Saturday, December 22, 2012

Bah, Humbug! (Sort Of)

I am decidedly ambivalent about the holiday season.

As a child I can remember being so excited that I was unable to sleep on Christmas Eve.  Everything was so special -- the decorations at our house and around the city, the presents under the tree, the Christmas music on the radio and in the shopping malls, the heartwarming holiday specials on television, the dozens of Christmas cards we sent and received.  Although my family wasn't devoutly religious, we usually attended midnight mass on Christmas Eve at our local Episcopalian church.  Christmas day was a hectic family affair that started with opening presents, followed by dinner in mid-afternoon with in-laws and relatives, more exchanging and opening of gifts, then socializing until 8 or 9 o'clock.  All in all this was a very intense and long day.

The next day was a big let down.  I can remember getting together with neighborhood friends to compare gifts and to play with each other's stuff.  But the big thrill was over and it seemed anticlimactic.  Amazing what a difference 24 hours can make -- from heartfelt joy, eager anticipation, and warm fuzzy emotions to a kind of emptiness, deflation and a feeling of  despondency.  And those presents I had wanted so badly almost never lived up to my expectations.

As an adult I have to fight a tendency to become a bit depressed during the holiday season.  It's not that I'm a Scrooge at heart -- I really would like to feel the holiday spirit and experience those warm fuzzies again.  But it is hard to do when retailers start their holiday push even before Halloween, Christmas carols are used to sell merchandise rather than express holiday sentiments, and buying gifts is evaluated in terms of contribution to GNP rather than as a gesture of caring.  It seems commercialized, shallow and insincere.

And of course it is hard to reconcile the messages of goodwill and peace with pervasive international conflict, and with the exploitation, denigration and ruthless subjugation of large segments of the global population. If we could act like it was Christmas Eve throughout the year these problems might disappear.

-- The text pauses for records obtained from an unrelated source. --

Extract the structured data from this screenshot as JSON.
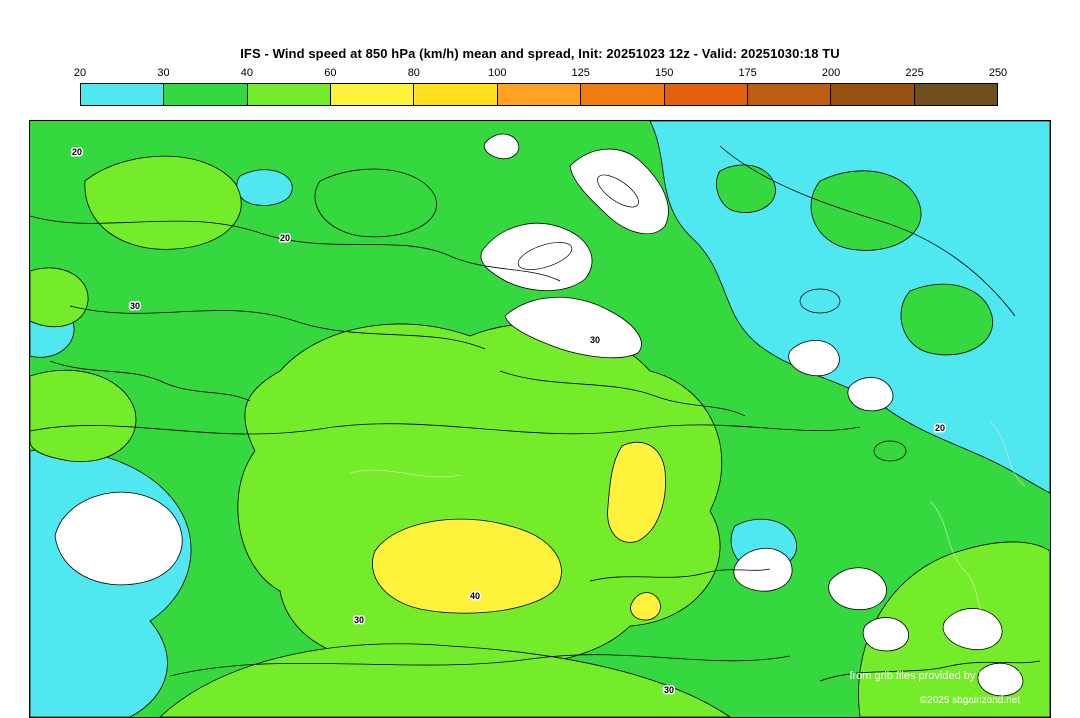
{
  "title": "IFS - Wind speed at 850 hPa (km/h) mean and spread, Init: 20251023 12z - Valid: 20251030:18 TU",
  "colorbar": {
    "ticks": [
      "20",
      "30",
      "40",
      "60",
      "80",
      "100",
      "125",
      "150",
      "175",
      "200",
      "225",
      "250"
    ],
    "segments": [
      {
        "label": "20-30",
        "color": "#4FE8F0"
      },
      {
        "label": "30-40",
        "color": "#36D840"
      },
      {
        "label": "40-60",
        "color": "#74EC2A"
      },
      {
        "label": "60-80",
        "color": "#FFF23A"
      },
      {
        "label": "80-100",
        "color": "#FFDF1E"
      },
      {
        "label": "100-125",
        "color": "#FFA21F"
      },
      {
        "label": "125-150",
        "color": "#F07D10"
      },
      {
        "label": "150-175",
        "color": "#E2600E"
      },
      {
        "label": "175-200",
        "color": "#BC5E12"
      },
      {
        "label": "200-225",
        "color": "#97500E"
      },
      {
        "label": "225-250",
        "color": "#6E4D1E"
      }
    ]
  },
  "map": {
    "contour_labels": [
      "20",
      "30",
      "20",
      "30",
      "40",
      "30",
      "20",
      "30"
    ],
    "credits": {
      "line1": "from grib files provided by ECMWF",
      "line2": "©2025 sbgairizond.net"
    },
    "region_colors": {
      "calm_below_20": "#FFFFFF",
      "cyan_20_30": "#4FE8F0",
      "green_30_40": "#36D840",
      "bright_green_40_60": "#74EC2A",
      "yellow_60_80": "#FFF23A",
      "contour": "#000000"
    }
  }
}
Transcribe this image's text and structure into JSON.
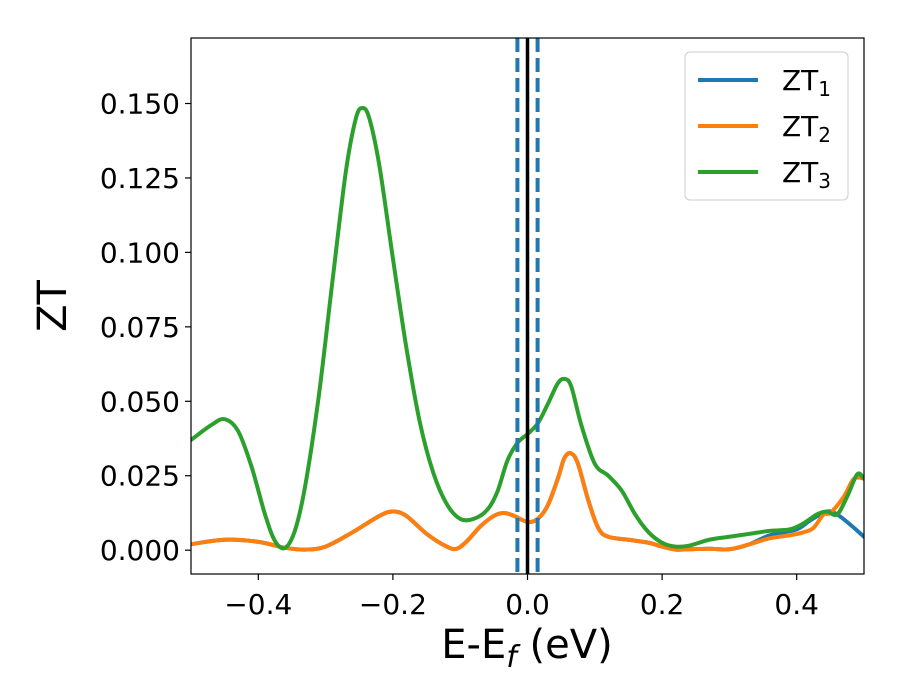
{
  "chart_data": {
    "type": "line",
    "title": "",
    "xlabel_main": "E-E",
    "xlabel_sub": "f",
    "xlabel_unit": " (eV)",
    "ylabel": "ZT",
    "xlim": [
      -0.5,
      0.5
    ],
    "ylim": [
      -0.008,
      0.172
    ],
    "x_ticks": [
      -0.4,
      -0.2,
      0.0,
      0.2,
      0.4
    ],
    "x_tick_labels": [
      "−0.4",
      "−0.2",
      "0.0",
      "0.2",
      "0.4"
    ],
    "y_ticks": [
      0.0,
      0.025,
      0.05,
      0.075,
      0.1,
      0.125,
      0.15
    ],
    "y_tick_labels": [
      "0.000",
      "0.025",
      "0.050",
      "0.075",
      "0.100",
      "0.125",
      "0.150"
    ],
    "grid": false,
    "legend_position": "top-right",
    "vertical_lines": [
      {
        "x": 0.0,
        "color": "#000000",
        "style": "solid"
      },
      {
        "x": -0.015,
        "color": "#1f77b4",
        "style": "dashed"
      },
      {
        "x": 0.015,
        "color": "#1f77b4",
        "style": "dashed"
      }
    ],
    "series": [
      {
        "legend_main": "ZT",
        "legend_sub": "1",
        "color": "#1f77b4",
        "points": [
          [
            -0.5,
            0.002
          ],
          [
            -0.45,
            0.0035
          ],
          [
            -0.4,
            0.0028
          ],
          [
            -0.36,
            0.0008
          ],
          [
            -0.33,
            0.0002
          ],
          [
            -0.3,
            0.0012
          ],
          [
            -0.26,
            0.006
          ],
          [
            -0.22,
            0.0115
          ],
          [
            -0.2,
            0.013
          ],
          [
            -0.18,
            0.0115
          ],
          [
            -0.15,
            0.0055
          ],
          [
            -0.12,
            0.0012
          ],
          [
            -0.105,
            0.0005
          ],
          [
            -0.09,
            0.003
          ],
          [
            -0.07,
            0.008
          ],
          [
            -0.05,
            0.0115
          ],
          [
            -0.035,
            0.0125
          ],
          [
            -0.02,
            0.0115
          ],
          [
            0.0,
            0.0095
          ],
          [
            0.015,
            0.0105
          ],
          [
            0.03,
            0.015
          ],
          [
            0.045,
            0.024
          ],
          [
            0.055,
            0.031
          ],
          [
            0.065,
            0.0325
          ],
          [
            0.075,
            0.029
          ],
          [
            0.09,
            0.017
          ],
          [
            0.105,
            0.0075
          ],
          [
            0.12,
            0.0045
          ],
          [
            0.15,
            0.0035
          ],
          [
            0.18,
            0.0025
          ],
          [
            0.2,
            0.0012
          ],
          [
            0.22,
            0.0002
          ],
          [
            0.24,
            0.0003
          ],
          [
            0.27,
            0.0005
          ],
          [
            0.3,
            0.0003
          ],
          [
            0.33,
            0.002
          ],
          [
            0.36,
            0.005
          ],
          [
            0.4,
            0.007
          ],
          [
            0.42,
            0.01
          ],
          [
            0.445,
            0.013
          ],
          [
            0.46,
            0.012
          ],
          [
            0.48,
            0.0085
          ],
          [
            0.5,
            0.0045
          ]
        ]
      },
      {
        "legend_main": "ZT",
        "legend_sub": "2",
        "color": "#ff7f0e",
        "points": [
          [
            -0.5,
            0.002
          ],
          [
            -0.45,
            0.0035
          ],
          [
            -0.4,
            0.0028
          ],
          [
            -0.36,
            0.0008
          ],
          [
            -0.33,
            0.0002
          ],
          [
            -0.3,
            0.0012
          ],
          [
            -0.26,
            0.006
          ],
          [
            -0.22,
            0.0115
          ],
          [
            -0.2,
            0.013
          ],
          [
            -0.18,
            0.0115
          ],
          [
            -0.15,
            0.0055
          ],
          [
            -0.12,
            0.0012
          ],
          [
            -0.105,
            0.0005
          ],
          [
            -0.09,
            0.003
          ],
          [
            -0.07,
            0.008
          ],
          [
            -0.05,
            0.0115
          ],
          [
            -0.035,
            0.0125
          ],
          [
            -0.02,
            0.0115
          ],
          [
            0.0,
            0.0095
          ],
          [
            0.015,
            0.0105
          ],
          [
            0.03,
            0.015
          ],
          [
            0.045,
            0.024
          ],
          [
            0.055,
            0.031
          ],
          [
            0.065,
            0.0325
          ],
          [
            0.075,
            0.029
          ],
          [
            0.09,
            0.017
          ],
          [
            0.105,
            0.0075
          ],
          [
            0.12,
            0.0045
          ],
          [
            0.15,
            0.0035
          ],
          [
            0.18,
            0.0025
          ],
          [
            0.2,
            0.0012
          ],
          [
            0.22,
            0.0002
          ],
          [
            0.24,
            0.0003
          ],
          [
            0.27,
            0.0005
          ],
          [
            0.3,
            0.0003
          ],
          [
            0.33,
            0.002
          ],
          [
            0.36,
            0.004
          ],
          [
            0.39,
            0.005
          ],
          [
            0.41,
            0.006
          ],
          [
            0.425,
            0.0075
          ],
          [
            0.44,
            0.012
          ],
          [
            0.45,
            0.0125
          ],
          [
            0.47,
            0.018
          ],
          [
            0.485,
            0.024
          ],
          [
            0.5,
            0.024
          ]
        ]
      },
      {
        "legend_main": "ZT",
        "legend_sub": "3",
        "color": "#2ca02c",
        "points": [
          [
            -0.5,
            0.037
          ],
          [
            -0.47,
            0.042
          ],
          [
            -0.45,
            0.044
          ],
          [
            -0.43,
            0.04
          ],
          [
            -0.41,
            0.028
          ],
          [
            -0.39,
            0.012
          ],
          [
            -0.375,
            0.003
          ],
          [
            -0.36,
            0.0008
          ],
          [
            -0.345,
            0.007
          ],
          [
            -0.33,
            0.022
          ],
          [
            -0.31,
            0.052
          ],
          [
            -0.29,
            0.09
          ],
          [
            -0.27,
            0.127
          ],
          [
            -0.255,
            0.145
          ],
          [
            -0.245,
            0.1485
          ],
          [
            -0.235,
            0.145
          ],
          [
            -0.22,
            0.129
          ],
          [
            -0.2,
            0.098
          ],
          [
            -0.18,
            0.068
          ],
          [
            -0.16,
            0.043
          ],
          [
            -0.14,
            0.026
          ],
          [
            -0.12,
            0.0155
          ],
          [
            -0.1,
            0.0105
          ],
          [
            -0.08,
            0.0105
          ],
          [
            -0.06,
            0.0135
          ],
          [
            -0.045,
            0.0195
          ],
          [
            -0.03,
            0.03
          ],
          [
            -0.015,
            0.036
          ],
          [
            0.0,
            0.039
          ],
          [
            0.015,
            0.0425
          ],
          [
            0.03,
            0.049
          ],
          [
            0.045,
            0.056
          ],
          [
            0.055,
            0.0575
          ],
          [
            0.065,
            0.055
          ],
          [
            0.08,
            0.042
          ],
          [
            0.1,
            0.029
          ],
          [
            0.12,
            0.025
          ],
          [
            0.14,
            0.02
          ],
          [
            0.16,
            0.012
          ],
          [
            0.18,
            0.006
          ],
          [
            0.2,
            0.0025
          ],
          [
            0.22,
            0.0012
          ],
          [
            0.24,
            0.0015
          ],
          [
            0.27,
            0.0035
          ],
          [
            0.3,
            0.0045
          ],
          [
            0.33,
            0.0055
          ],
          [
            0.36,
            0.0065
          ],
          [
            0.39,
            0.007
          ],
          [
            0.41,
            0.009
          ],
          [
            0.43,
            0.012
          ],
          [
            0.445,
            0.013
          ],
          [
            0.46,
            0.012
          ],
          [
            0.475,
            0.018
          ],
          [
            0.49,
            0.0255
          ],
          [
            0.5,
            0.024
          ]
        ]
      }
    ]
  }
}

But I fear we are more likely to act like it was the day after Christmas.

To end on a more positive note, and to illustrate my ambivalence, not just negativity toward the holidays, I'll offer this thought:  maybe capturing the spirit of the season shouldn't be easy.  Maybe the challenge of overcoming the obstacles, of seeing past the commercialism, conflict, and shallowness can lead to a more significant personal and social experience.  I think it's worth a try.

1 comment:

Coleen Hanna said...

What a joy to read your commentary on Christmas. My experience resembled yours as a child, at least up to a point. In my family, everyone was so much better behaved around Christmas and I used to wish they'd always be like that. But it didn't take long for the dark clouds to roll back in. Still, I appreciate having had the experience once a year rather than not at all. With no family left, now I feel compelled to think more about the real meaning of Christmas, outside of all of the commercialism, and maybe that is not such a bad thing.